Ultrasonic Testing for Welding Inspection  

Ultrasonic weld inspections are typically performed using an ultrasonic thickness examination in conjunction with a shear wave examination. A straight beam transducer, producing a longitudinal wave at zero degrees into the test piece, is first used to locate any laminations in or near the heat-affected zone. This is important because a shear wave transducer may not be able to provide a return signal from a laminar defect.

The second step in the inspection involves using a shear wave transducer to inspect the actual weld. This inspection area will include the root, sidewall, crown, and heat-affected zones of a weld. The process involves scanning the surface of the base material in and around the heat-affected zone of the weldment with a transducer. This sound wave will bounce off a discontinuity in the path of the sound beam. With proper angle beam techniques, returned signals from the weld zone may allow the operator to determine the size, location, and type of discontinuity.

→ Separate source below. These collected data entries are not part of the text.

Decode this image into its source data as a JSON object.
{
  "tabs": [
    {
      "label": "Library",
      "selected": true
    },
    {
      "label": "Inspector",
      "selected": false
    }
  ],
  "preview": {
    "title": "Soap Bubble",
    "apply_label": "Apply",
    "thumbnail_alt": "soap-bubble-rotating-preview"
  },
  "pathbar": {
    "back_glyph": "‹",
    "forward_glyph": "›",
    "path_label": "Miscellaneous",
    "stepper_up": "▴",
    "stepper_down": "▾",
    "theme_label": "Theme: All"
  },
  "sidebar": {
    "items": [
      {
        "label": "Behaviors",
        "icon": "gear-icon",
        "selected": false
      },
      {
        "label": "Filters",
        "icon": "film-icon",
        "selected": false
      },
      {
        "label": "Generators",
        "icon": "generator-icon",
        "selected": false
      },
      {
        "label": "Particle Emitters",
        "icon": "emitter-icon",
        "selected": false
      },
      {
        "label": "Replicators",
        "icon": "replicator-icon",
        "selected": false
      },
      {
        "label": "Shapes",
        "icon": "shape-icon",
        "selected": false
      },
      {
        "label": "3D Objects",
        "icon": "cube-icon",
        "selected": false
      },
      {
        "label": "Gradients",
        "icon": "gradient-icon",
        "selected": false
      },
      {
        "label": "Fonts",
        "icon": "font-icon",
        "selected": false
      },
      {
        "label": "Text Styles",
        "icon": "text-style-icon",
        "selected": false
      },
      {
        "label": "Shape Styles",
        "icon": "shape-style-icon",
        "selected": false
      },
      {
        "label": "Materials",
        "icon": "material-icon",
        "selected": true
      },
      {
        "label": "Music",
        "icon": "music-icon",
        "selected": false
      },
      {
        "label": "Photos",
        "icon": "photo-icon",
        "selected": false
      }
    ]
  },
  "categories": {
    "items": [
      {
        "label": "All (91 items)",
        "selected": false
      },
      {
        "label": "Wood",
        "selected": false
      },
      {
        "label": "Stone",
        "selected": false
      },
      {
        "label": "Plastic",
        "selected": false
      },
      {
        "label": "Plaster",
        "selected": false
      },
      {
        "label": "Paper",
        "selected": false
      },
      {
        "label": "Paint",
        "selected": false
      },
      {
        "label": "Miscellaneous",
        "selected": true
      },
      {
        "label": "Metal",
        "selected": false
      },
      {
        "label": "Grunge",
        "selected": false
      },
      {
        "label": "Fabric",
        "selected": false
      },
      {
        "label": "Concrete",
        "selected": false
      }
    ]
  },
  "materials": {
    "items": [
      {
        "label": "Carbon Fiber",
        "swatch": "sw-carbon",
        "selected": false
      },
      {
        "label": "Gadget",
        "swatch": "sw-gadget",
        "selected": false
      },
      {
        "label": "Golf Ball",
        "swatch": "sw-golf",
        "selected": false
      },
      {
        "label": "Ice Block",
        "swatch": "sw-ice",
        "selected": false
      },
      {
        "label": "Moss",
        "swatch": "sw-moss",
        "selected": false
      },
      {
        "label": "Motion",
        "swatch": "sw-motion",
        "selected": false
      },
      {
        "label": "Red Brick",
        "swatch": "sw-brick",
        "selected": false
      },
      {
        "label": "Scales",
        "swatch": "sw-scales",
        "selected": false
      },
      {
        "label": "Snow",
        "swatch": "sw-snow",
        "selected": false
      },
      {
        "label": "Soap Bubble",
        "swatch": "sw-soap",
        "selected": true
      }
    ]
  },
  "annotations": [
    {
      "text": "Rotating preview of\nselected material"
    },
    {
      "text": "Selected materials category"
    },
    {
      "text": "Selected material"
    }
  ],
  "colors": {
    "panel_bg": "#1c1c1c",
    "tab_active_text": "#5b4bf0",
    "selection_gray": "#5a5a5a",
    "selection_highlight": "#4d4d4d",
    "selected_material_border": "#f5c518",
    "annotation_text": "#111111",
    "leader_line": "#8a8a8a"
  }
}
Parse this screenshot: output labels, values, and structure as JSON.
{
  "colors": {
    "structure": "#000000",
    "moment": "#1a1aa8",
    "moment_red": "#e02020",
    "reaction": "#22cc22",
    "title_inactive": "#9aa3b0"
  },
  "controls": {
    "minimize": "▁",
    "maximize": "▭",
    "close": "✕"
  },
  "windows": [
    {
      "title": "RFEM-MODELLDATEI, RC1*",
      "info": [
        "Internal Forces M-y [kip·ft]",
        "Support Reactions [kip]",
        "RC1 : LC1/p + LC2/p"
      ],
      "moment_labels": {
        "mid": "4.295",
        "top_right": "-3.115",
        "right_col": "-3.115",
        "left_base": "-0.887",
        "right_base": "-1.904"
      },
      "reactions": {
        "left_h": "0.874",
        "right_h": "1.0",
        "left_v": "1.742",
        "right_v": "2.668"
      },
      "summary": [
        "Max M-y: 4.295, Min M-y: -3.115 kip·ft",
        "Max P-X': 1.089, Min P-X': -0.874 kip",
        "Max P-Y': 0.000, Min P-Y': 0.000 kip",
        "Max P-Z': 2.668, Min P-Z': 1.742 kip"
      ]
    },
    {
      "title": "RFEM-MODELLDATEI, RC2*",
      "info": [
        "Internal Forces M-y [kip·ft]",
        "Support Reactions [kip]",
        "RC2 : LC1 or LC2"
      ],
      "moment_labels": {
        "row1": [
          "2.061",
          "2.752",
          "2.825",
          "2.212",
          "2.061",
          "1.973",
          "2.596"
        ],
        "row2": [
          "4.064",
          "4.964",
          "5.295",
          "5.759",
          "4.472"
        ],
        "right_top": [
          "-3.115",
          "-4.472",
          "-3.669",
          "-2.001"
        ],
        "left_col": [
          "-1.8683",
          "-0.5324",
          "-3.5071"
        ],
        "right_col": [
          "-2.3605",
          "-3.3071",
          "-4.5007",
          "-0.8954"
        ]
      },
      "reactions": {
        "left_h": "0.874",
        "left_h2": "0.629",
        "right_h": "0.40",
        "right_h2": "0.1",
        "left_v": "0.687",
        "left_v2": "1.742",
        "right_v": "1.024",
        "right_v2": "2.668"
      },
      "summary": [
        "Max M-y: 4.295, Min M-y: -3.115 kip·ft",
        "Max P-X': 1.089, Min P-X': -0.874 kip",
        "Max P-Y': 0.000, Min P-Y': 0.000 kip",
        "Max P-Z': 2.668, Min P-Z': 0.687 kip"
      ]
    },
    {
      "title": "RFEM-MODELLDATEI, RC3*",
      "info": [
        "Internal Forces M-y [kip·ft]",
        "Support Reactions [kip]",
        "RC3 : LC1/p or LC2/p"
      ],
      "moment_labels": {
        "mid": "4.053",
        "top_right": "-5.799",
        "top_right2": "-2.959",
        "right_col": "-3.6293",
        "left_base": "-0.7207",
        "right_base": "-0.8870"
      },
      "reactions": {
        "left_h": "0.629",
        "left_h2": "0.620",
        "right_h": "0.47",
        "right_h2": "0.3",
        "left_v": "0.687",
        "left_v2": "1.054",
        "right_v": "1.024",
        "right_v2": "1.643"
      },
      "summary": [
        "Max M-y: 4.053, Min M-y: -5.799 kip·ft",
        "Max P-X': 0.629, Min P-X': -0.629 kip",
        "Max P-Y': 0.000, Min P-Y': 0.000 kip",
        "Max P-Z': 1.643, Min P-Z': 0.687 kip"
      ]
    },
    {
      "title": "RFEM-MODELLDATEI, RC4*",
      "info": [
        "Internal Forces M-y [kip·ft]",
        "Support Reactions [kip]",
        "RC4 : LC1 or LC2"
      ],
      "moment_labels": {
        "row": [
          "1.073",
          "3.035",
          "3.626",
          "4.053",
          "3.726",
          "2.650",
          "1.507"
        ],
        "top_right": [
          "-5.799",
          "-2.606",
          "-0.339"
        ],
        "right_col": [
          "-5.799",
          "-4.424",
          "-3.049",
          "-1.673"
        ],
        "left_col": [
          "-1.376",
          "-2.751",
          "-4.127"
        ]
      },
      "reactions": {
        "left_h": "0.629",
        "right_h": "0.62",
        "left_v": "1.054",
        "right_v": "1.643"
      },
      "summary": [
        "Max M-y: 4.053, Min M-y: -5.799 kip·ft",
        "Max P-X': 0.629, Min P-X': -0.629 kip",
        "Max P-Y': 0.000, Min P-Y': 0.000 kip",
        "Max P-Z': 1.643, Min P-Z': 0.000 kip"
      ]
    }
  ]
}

Advantages of NDT Ultrasonic Testing

  • It can detect both surface and subsurface discontinuities.
  • It has other uses in addition to flaw detection, such as thickness measurement.
  • Only single-sided access is needed when the pulse-echo technique is used.
  • It is highly accurate in determining reflector position and estimating size and shape.
  • Minimal part preparation is required.
  • Electronic equipment provides instantaneous results.
  • Detailed images can be produced with automated systems.
  • The depth of penetration for flaw detection or measurement is superior to other NDT methods.

Limitations of NDT Ultrasonic Testing

  • Surface must be accessible to transmit ultrasound.
  • Skill and training are more extensive than with some other NDT methods.
  • It normally requires a coupling medium to promote the transfer of sound energy into the test specimen.
  • Materials that are rough, irregular in shape, very small, exceptionally thin, or not homogeneous are difficult to inspect.
  • Cast iron and other coarse-grained materials are difficult to inspect due to low sound transmission and high signal noise.
  • Linear defects oriented parallel to the sound beam may go undetected.
  • Reference standards are required for both equipment calibration and the characterization of flaws.